Commander Alistair McKeon watched Nimitz work his way through yet another rabbit quarter. For some reason known only to God, the terrestrial rabbit had adapted amazingly well to the planet Sphinx. Sphinx's year was over five T-years long, which, coupled with the local gravity and a fourteen-degree axial tilt, produced some ... impressive flora and fauna and a climate most off-worlders loved during spring and fall—well, early fall, anyway—and detested at all other times. Under the circumstances, one might have expected something as inherently stupid as a rabbit to perish miserably; instead, they'd thrived. Probably, McKeon reflected, thanks to their birthrate.

Nimitz removed flesh from a bone with surgeon-like precision, laid it neatly on his plate, and picked up another in his delicate-looking true-hands, and McKeon grinned. Rabbits might thrive on Sphinx, but they hadn't gotten noticeably brighter and, just as humans could eat most Sphinxian animal life, Sphinx's predators could eat bunnies.

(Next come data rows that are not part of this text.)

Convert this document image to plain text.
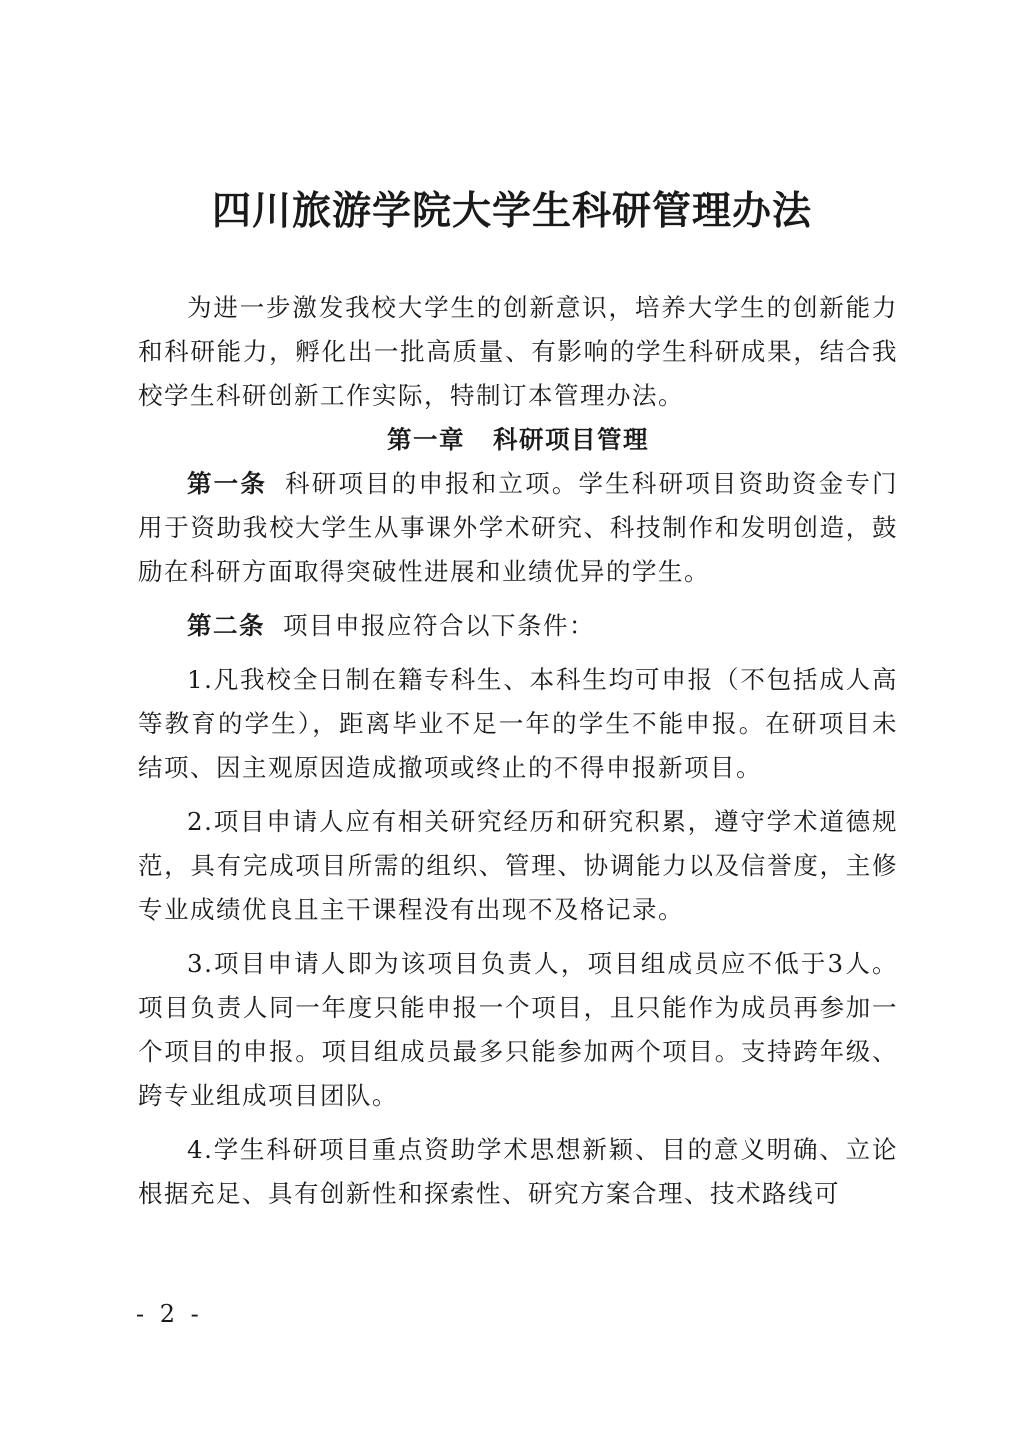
四川旅游学院大学生科研管理办法

为进一步激发我校大学生的创新意识，培养大学生的创新能力和科研能力，孵化出一批高质量、有影响的学生科研成果，结合我校学生科研创新工作实际，特制订本管理办法。

第一章 科研项目管理

第一条 科研项目的申报和立项。学生科研项目资助资金专门用于资助我校大学生从事课外学术研究、科技制作和发明创造，鼓励在科研方面取得突破性进展和业绩优异的学生。

第二条 项目申报应符合以下条件：

1.凡我校全日制在籍专科生、本科生均可申报（不包括成人高等教育的学生），距离毕业不足一年的学生不能申报。在研项目未结项、因主观原因造成撤项或终止的不得申报新项目。

2.项目申请人应有相关研究经历和研究积累，遵守学术道德规范，具有完成项目所需的组织、管理、协调能力以及信誉度，主修专业成绩优良且主干课程没有出现不及格记录。

3.项目申请人即为该项目负责人，项目组成员应不低于3人。项目负责人同一年度只能申报一个项目，且只能作为成员再参加一个项目的申报。项目组成员最多只能参加两个项目。支持跨年级、跨专业组成项目团队。

4.学生科研项目重点资助学术思想新颖、目的意义明确、立论根据充足、具有创新性和探索性、研究方案合理、技术路线可

- 2 -
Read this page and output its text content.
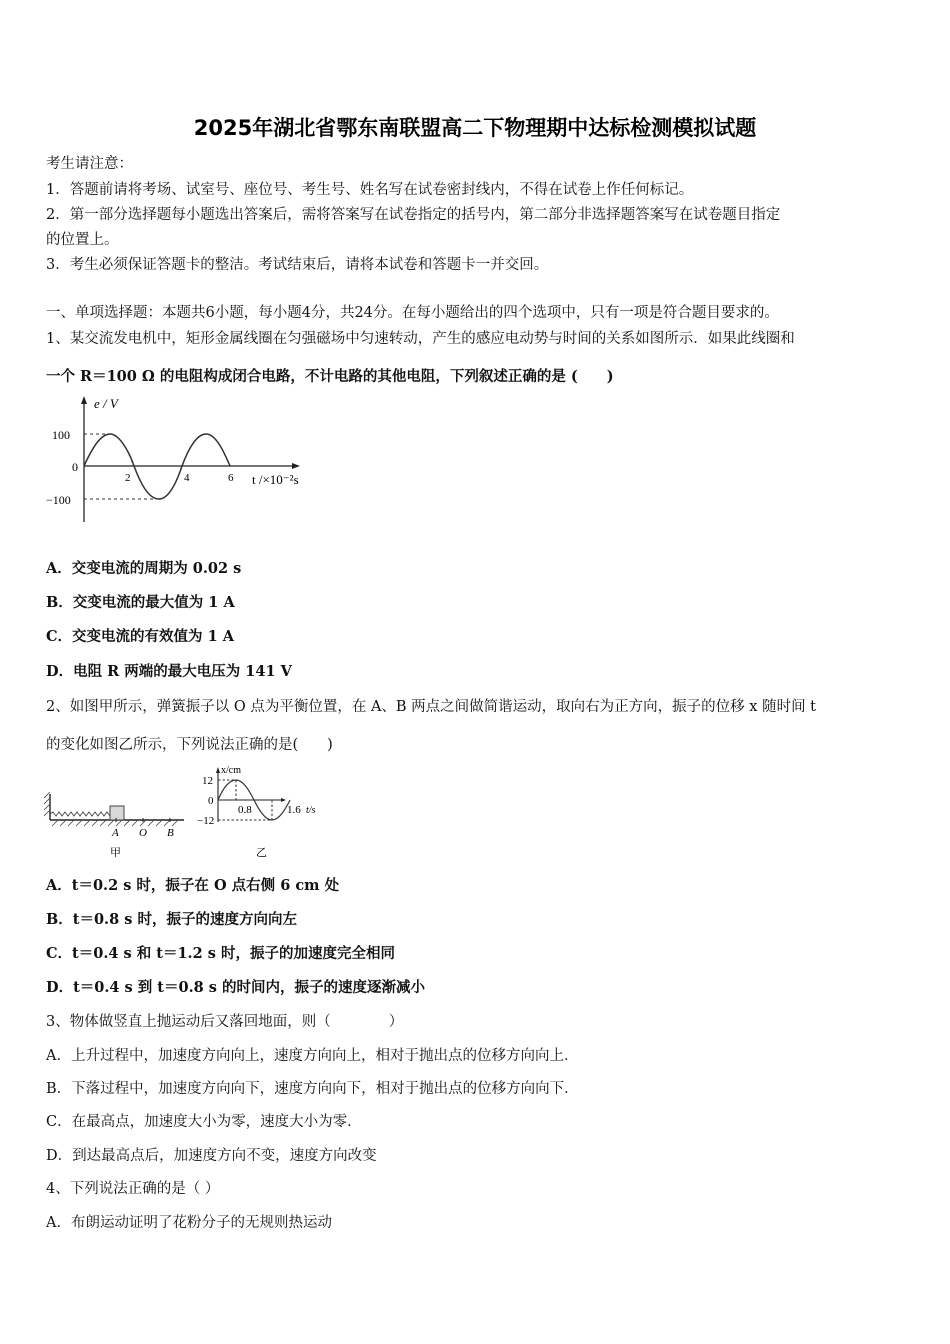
2025年湖北省鄂东南联盟高二下物理期中达标检测模拟试题
考生请注意：
1．答题前请将考场、试室号、座位号、考生号、姓名写在试卷密封线内，不得在试卷上作任何标记。
2．第一部分选择题每小题选出答案后，需将答案写在试卷指定的括号内，第二部分非选择题答案写在试卷题目指定
的位置上。
3．考生必须保证答题卡的整洁。考试结束后，请将本试卷和答题卡一并交回。
一、单项选择题：本题共6小题，每小题4分，共24分。在每小题给出的四个选项中，只有一项是符合题目要求的。
1、某交流发电机中，矩形金属线圈在匀强磁场中匀速转动，产生的感应电动势与时间的关系如图所示．如果此线圈和
一个 R＝100 Ω 的电阻构成闭合电路，不计电路的其他电阻，下列叙述正确的是 (　　)
e / V
100
0
−100
2	4	6 t /×10⁻²s
A．交变电流的周期为 0.02 s
B．交变电流的最大值为 1 A
C．交变电流的有效值为 1 A
D．电阻 R 两端的最大电压为 141 V
2、如图甲所示，弹簧振子以 O 点为平衡位置，在 A、B 两点之间做简谐运动，取向右为正方向，振子的位移 x 随时间 t
的变化如图乙所示，下列说法正确的是(　　)
A O B
甲
x/cm
12
0
−12
0.8	1.6 t/s
乙
A．t＝0.2 s 时，振子在 O 点右侧 6 cm 处
B．t＝0.8 s 时，振子的速度方向向左
C．t＝0.4 s 和 t＝1.2 s 时，振子的加速度完全相同
D．t＝0.4 s 到 t＝0.8 s 的时间内，振子的速度逐渐减小
3、物体做竖直上抛运动后又落回地面，则（　　　　）
A．上升过程中，加速度方向向上，速度方向向上，相对于抛出点的位移方向向上．
B．下落过程中，加速度方向向下，速度方向向下，相对于抛出点的位移方向向下．
C．在最高点，加速度大小为零，速度大小为零．
D．到达最高点后，加速度方向不变，速度方向改变
4、下列说法正确的是（ ）
A．布朗运动证明了花粉分子的无规则热运动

And did—with gusto.

"He really likes rabbit, doesn't he?" McKeon observed, and Honor smiled.

"Not all 'cats do, but Nimitz certainly does. It's not like celery—every 'cat loves that—but Nimitz is an epicure. He likes variety, and 'cats are arboreals, so he never had a chance to taste rabbit until he adopted me." She chuckled. "You should have seen him the first time I offered him some."

"What happened? Did our cultured friend's table manners desert him?"

"He didn't have any table manners at the time, and he practically wallowed in his plate."

Nimitz looked up from his rabbit, and it was McKeon's turn to chuckle at his disdainful expression. Few treecats ever left Sphinx, and off-worlders persistently underestimated those who did, but McKeon had known Nimitz long enough to learn better. 'Cats out-pointed Old Earth's dolphins on the sentience scale, and the commander sometimes suspected they were even more intelligent than they chose to let people know.

Nimitz held Honor's gaze a moment, then sniffed and returned to his meal.

"Take that, Captain Harrington," McKeon murmured, and grinned at Honor's laugh, for he hadn't heard many from her in Yeltsin. Of course, he was her junior CO, and unlike too many RMN officers, who saw patronage and family interest as a natural part of a military career, she detested even the appearance of favoritism, so there'd been no invitations to private dinners since he'd joined her command. In fact, she'd invited Commander Truman to join them tonight, but Truman had planned an unscheduled drill for her crew's surprise evening entertainment.